La vidéo n'est qu'"un montage sciemment organisé dans le but de provoquer des troubles (...) C'est de la manipulation, ce n'est plus de la liberté d'expression", estime un proche de Dalil Boubakeur, recteur de la Grande Mosquée de Paris, mais une action en justice serait "un coup d'épée dans l'eau". "Vous interdisez la vidéo en France, elle réapparaît sur un site en Belgique", ajoute cette source, qui a requis l'anonymat.

Le chef de la diplomatie française, Laurent Fabius, a fustigé mercredi un "film totalement imbécile" mais a rappelé qu'"en France (...), le principe, c'est la liberté d'expression (...) Il ne faut pas porter atteinte à ce principe".

"Il n'est pas question de revenir sur ce droit (...) S'il y a une atteinte qui est portée à ce principe, il est possible pour une association, pour une personne, de porter plainte devant les tribunaux et c'est aux tribunaux de juger", a-t-il souligné.

"La liberté d'expression est garantie" en France même si "chacun doit exercer cette liberté avec responsabilité et respect", a également insisté le Premier ministre Jean-Marc Ayrault, après la publication mercredi de caricatures de Mahomet dans l'hebdomadaire satirique "Charlie Hebdo".

"Dans notre pays, il est hors de question de mettre en cause le droit d'expression, celui de l'information, de l'opinion, de la caricature, dans le cadre de la loi.
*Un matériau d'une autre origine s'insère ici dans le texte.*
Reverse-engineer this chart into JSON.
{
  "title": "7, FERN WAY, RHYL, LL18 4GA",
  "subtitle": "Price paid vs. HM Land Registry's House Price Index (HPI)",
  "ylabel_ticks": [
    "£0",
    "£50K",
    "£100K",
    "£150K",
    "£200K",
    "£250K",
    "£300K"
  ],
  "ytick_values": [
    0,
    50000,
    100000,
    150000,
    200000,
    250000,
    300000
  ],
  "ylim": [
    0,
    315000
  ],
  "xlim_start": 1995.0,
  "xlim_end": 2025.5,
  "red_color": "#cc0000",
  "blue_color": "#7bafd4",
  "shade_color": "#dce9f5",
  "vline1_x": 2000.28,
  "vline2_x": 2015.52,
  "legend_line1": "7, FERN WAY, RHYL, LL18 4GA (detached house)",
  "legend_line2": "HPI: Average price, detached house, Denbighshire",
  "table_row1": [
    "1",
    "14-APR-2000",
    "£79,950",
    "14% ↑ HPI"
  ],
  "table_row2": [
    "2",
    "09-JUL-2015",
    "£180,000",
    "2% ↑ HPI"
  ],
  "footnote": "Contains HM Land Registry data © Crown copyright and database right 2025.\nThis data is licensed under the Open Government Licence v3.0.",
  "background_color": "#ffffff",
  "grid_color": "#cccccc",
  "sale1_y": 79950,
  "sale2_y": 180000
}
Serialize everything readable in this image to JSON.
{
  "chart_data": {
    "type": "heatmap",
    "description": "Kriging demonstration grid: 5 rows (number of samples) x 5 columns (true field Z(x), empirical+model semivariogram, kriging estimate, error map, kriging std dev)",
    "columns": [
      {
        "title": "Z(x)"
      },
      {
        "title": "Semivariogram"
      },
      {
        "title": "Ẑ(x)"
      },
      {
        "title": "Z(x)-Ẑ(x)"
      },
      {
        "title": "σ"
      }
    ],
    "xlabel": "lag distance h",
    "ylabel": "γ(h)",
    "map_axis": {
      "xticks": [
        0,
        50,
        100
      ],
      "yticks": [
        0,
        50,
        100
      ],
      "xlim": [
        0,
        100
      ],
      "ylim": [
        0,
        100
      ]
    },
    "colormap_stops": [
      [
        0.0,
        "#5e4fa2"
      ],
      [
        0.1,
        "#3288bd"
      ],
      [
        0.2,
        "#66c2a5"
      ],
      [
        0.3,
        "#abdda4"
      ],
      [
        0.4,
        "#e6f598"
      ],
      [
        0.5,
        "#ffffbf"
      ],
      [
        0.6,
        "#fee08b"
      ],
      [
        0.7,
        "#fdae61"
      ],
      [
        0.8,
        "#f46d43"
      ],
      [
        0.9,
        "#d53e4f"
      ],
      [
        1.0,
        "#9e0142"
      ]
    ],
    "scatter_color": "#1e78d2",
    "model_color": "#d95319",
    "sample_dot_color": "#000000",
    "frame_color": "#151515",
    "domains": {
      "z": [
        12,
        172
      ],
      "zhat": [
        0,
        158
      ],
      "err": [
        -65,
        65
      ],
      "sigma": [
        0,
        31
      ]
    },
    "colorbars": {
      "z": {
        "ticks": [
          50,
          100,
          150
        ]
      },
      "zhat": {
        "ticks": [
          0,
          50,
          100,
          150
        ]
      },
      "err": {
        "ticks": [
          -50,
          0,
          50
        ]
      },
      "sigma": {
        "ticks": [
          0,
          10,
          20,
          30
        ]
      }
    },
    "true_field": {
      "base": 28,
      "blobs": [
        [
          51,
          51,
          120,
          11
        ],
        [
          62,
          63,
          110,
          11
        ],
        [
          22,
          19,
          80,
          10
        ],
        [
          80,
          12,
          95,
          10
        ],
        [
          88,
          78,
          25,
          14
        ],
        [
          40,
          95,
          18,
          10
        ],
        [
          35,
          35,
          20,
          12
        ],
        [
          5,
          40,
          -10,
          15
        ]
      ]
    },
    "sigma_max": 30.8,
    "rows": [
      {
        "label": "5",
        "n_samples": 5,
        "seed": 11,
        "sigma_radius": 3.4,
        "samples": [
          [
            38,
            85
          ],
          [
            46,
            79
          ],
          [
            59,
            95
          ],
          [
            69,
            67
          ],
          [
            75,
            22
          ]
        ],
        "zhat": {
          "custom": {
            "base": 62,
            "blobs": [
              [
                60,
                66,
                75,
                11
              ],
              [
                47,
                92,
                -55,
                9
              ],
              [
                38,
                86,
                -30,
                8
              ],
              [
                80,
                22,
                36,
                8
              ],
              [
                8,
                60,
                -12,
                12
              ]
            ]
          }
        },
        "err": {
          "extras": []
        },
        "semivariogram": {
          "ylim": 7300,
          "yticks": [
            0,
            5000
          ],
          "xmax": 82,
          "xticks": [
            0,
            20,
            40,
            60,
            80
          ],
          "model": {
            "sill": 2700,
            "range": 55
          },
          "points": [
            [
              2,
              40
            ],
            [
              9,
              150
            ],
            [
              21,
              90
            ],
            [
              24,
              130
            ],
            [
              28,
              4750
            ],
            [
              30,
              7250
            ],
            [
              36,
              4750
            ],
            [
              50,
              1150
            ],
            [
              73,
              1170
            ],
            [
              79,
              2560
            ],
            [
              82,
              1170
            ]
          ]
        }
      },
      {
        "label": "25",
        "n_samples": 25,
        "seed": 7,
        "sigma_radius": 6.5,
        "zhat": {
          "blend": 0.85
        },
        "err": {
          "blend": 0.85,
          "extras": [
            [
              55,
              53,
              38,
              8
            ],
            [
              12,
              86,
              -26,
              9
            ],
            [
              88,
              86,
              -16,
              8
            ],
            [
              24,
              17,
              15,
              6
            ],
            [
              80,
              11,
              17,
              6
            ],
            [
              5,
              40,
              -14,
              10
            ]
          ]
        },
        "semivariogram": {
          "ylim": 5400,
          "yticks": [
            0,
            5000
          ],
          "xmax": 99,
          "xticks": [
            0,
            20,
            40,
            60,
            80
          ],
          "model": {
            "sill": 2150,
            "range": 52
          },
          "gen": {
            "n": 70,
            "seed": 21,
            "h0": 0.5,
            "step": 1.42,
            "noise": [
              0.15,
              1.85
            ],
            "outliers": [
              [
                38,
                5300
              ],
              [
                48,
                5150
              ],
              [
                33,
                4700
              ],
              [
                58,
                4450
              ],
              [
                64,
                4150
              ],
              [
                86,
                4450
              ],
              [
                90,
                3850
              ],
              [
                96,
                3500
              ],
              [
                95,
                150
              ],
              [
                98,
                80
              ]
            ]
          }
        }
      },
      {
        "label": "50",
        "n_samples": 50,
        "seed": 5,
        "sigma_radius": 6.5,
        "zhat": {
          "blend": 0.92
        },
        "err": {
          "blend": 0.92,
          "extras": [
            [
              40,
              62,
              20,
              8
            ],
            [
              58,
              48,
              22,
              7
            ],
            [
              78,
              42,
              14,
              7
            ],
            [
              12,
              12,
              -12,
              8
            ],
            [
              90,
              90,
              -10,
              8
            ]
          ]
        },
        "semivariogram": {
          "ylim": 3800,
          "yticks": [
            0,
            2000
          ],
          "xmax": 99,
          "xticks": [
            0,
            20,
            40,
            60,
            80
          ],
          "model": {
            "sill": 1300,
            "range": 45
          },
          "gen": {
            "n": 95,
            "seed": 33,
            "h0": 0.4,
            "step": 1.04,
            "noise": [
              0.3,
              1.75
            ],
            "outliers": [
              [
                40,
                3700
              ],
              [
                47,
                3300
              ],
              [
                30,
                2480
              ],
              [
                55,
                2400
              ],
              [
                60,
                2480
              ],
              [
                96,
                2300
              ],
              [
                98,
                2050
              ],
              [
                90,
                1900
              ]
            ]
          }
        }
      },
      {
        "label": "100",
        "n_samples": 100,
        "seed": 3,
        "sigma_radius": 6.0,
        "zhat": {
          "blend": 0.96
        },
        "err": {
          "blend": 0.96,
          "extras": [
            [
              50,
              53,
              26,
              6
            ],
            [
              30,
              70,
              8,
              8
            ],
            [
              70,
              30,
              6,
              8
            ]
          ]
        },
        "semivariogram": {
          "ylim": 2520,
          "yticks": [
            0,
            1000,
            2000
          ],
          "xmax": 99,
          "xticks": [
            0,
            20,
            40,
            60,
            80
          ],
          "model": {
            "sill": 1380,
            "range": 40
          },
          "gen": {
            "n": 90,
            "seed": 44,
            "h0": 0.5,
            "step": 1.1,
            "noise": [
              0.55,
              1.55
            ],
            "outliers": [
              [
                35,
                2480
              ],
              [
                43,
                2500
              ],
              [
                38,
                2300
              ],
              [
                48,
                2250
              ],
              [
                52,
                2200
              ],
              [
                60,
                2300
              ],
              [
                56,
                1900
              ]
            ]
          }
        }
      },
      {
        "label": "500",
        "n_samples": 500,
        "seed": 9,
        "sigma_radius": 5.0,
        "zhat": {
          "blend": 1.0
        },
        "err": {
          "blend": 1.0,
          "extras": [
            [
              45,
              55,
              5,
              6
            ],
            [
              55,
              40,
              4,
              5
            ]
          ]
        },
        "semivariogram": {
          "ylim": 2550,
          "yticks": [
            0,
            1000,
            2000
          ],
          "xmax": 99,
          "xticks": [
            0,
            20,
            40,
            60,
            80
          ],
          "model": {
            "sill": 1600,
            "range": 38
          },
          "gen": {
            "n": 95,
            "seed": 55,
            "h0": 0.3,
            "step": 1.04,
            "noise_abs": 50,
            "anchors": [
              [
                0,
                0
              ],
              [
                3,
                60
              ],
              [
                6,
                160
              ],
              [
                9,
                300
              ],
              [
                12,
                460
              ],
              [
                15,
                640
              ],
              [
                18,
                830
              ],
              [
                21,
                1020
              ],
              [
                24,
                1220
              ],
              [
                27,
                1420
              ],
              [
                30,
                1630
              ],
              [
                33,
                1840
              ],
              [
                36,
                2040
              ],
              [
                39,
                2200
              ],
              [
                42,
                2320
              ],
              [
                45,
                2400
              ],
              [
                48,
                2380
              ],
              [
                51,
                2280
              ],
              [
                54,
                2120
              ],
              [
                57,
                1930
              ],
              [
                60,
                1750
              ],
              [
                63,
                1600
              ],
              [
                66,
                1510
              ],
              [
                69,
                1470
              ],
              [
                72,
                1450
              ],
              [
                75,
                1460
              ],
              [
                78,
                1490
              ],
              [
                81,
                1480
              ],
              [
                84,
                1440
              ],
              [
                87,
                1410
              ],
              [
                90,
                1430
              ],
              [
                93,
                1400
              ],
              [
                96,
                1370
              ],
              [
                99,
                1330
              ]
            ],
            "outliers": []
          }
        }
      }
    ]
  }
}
Et les tribunaux sont là, ça a déjà été le cas dans le passé, pour être saisis par ceux qui se considéreraient attaqués ou offensés", a encore rappelé le ministre de l'Intérieur, Manuel Valls, après avoir reçu les représentants de plusieurs associations musulmanes à la mi-journée.

En juin 2010, la chaîne de télévision du Hamas Al-Aqsa avait été interdite de diffusion en France par l'opérateur satellite Eutelsat sur ordre du CSA (Conseil supérieur de l'audiovisuel), pour incitation à la haine raciale. Six ans plus tôt, la chaîne du Hezbollah libanais avait été interdite également pour le même motif.